I think of how the room my dad was admitted to exactly a week before he passed away wound up being the same room I did my first evaluation of a patient as an employee of the hospital 5 days after he passed away.  It was the luck of the draw.  When my boss saw my face and inquired, she said I could put it back.  I did it because I knew would eventually have to, the longer I would have waited, I think the harder it would have been.  This came up quickly and unexpectedly, so I didn't have a chance to ponder it before hand.  Still, this weekend when I work, I'll be making sure that is not on my list of rooms I'm seeing people in.

If find myself thinking of how it was the last day of working at my old job.  How cruel they were making the last thing I had to do was open a Hospice case.  Of driving to move back in with my parents for 3 months.  Of that dinner, less than 2 hours after I officially "moved back home" that my dad announced that he changed his mind that he wanted to pass away at home not in a Hospice center.  An hour or two later privately saying he did not think my mom could handle the minute to minute end of life decisions of medications and care.  But felt that I could.  He was waiting for me.  At 2 am that same day, less than 8 hours after living at home, my dad collapsing on the kitchen floor and not being able to get back up without help.  The downward slide of his health that Saturday but he was still basically functioning but it was clear it would not be for much longer.  Officially getting Hospice services.  Getting his plan in place with him.  Listening to him say he didn't want be sick for any more than 3 days.  On Sunday, his incessant questioning if he was going to die that day.  That he did not want to die that day.  It was my sister's 18th birthday, and Father's Day.  He didn't want to "ruin" those days.  I kept assuring him, he was close, but not that close.  Monday morning, checking on him but going into start my new job so I could get benefits.  How he kept telling me to go.  I went.  It sucked.  I got benefits.  The descent into Tuesday.  The long night Tuesday night.  Watching my sister, DB2, and DB3 realize that death was close.  Watching my mom, DB1, and my dad's twin not really get how close it was.  On Wednesday, realizing that if he didn't pass soon, I would no longer be able to keep him comfortable at home.  Signing the transfer papers to a facility that could give him that care.  The transport people coming.  Me working on the final papers for him to go, my mom and DB1 in with him and the transport people coming back out and saying he had passed.  The surrealism of it all. 

But it happened.  And we continue to live.  And miss him.  And I try to honor him by keeping his wish that the day that he passed, was not a day for unhappiness in the future. 

I've felt him since then.  The day I was figuring out my due date for Pyrope.  I did it multiple times.  In multiple ways (on line, calendar, and a tool that OBs use).  Each time it was the same.  My due date was the 1 year anniversary of his passing.  How frequently Pyrope gets hiccups (from in utero to this day), my dad was plagued with horrible hiccups from his first surgery on.  Pyrope never minds his.  Obsidian trying to fix things.  Obsidian and all of the different sounds he makes for trains (Something my dad did as well.
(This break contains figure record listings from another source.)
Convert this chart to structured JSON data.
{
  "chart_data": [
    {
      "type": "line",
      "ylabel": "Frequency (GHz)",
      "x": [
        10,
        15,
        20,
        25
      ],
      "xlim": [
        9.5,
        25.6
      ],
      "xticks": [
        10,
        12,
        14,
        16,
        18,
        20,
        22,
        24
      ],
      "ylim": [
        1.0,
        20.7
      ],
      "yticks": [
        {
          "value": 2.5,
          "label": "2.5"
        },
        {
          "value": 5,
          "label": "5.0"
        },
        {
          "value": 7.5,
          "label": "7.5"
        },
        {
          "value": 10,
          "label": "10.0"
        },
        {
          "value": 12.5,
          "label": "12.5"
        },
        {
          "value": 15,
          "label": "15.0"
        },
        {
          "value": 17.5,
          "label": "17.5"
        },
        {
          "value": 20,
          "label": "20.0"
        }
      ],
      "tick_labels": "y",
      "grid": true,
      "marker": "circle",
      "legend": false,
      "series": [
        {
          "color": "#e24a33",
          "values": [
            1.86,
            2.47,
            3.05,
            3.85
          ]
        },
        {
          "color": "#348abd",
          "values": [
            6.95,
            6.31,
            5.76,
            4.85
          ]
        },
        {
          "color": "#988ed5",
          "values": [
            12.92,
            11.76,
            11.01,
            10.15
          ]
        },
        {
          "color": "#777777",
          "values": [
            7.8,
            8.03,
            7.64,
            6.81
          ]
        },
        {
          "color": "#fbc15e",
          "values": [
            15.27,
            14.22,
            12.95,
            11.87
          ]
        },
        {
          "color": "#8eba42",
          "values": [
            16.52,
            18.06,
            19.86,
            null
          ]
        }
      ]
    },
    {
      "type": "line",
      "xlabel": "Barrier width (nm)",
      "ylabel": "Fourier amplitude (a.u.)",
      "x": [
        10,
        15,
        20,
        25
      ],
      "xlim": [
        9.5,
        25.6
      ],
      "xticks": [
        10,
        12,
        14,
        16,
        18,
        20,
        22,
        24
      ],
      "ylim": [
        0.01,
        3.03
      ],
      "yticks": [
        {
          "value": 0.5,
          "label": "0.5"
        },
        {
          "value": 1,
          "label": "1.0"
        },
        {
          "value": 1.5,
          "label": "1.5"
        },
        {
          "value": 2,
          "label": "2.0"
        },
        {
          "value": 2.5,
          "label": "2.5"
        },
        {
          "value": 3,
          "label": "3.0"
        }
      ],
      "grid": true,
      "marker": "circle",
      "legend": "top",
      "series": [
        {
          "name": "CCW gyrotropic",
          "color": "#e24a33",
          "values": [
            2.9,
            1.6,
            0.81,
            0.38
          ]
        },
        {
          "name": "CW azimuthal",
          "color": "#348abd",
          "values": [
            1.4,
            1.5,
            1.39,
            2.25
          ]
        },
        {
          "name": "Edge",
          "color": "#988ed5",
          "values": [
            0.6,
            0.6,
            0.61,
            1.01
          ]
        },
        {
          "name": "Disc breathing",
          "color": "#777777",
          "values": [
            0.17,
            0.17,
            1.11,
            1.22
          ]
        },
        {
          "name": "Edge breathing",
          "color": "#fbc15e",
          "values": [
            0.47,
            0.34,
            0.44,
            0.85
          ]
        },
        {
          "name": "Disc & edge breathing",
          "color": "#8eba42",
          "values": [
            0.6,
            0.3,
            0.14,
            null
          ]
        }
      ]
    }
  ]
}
Can you believe I know if he is pretending to be a large or small or diesel or steam or passenger or freight train that is either going in the country or the city by the type of sound Obsidian makes?)

So I just find myself thinking, and remembering.  And missing him.

This year, weather permitting, the boys and I will be riding alone a bike path, then picking up the train to get back to our car.  Something he would have loved (he rode to work on his bike the Thursday before he passed away and he LOVED trains).  It is the bitter and the sweet. 

1 comment:

  1. yes, I think he would have been. I'm sorry M. These anniversaries sneak up on us, and they are hard to cope with. Abiding with you, and thankful that you shared your memories with me. He sounds like an amazing man. I am glad to know there are such people in heaven, however much I know you wish he was still here.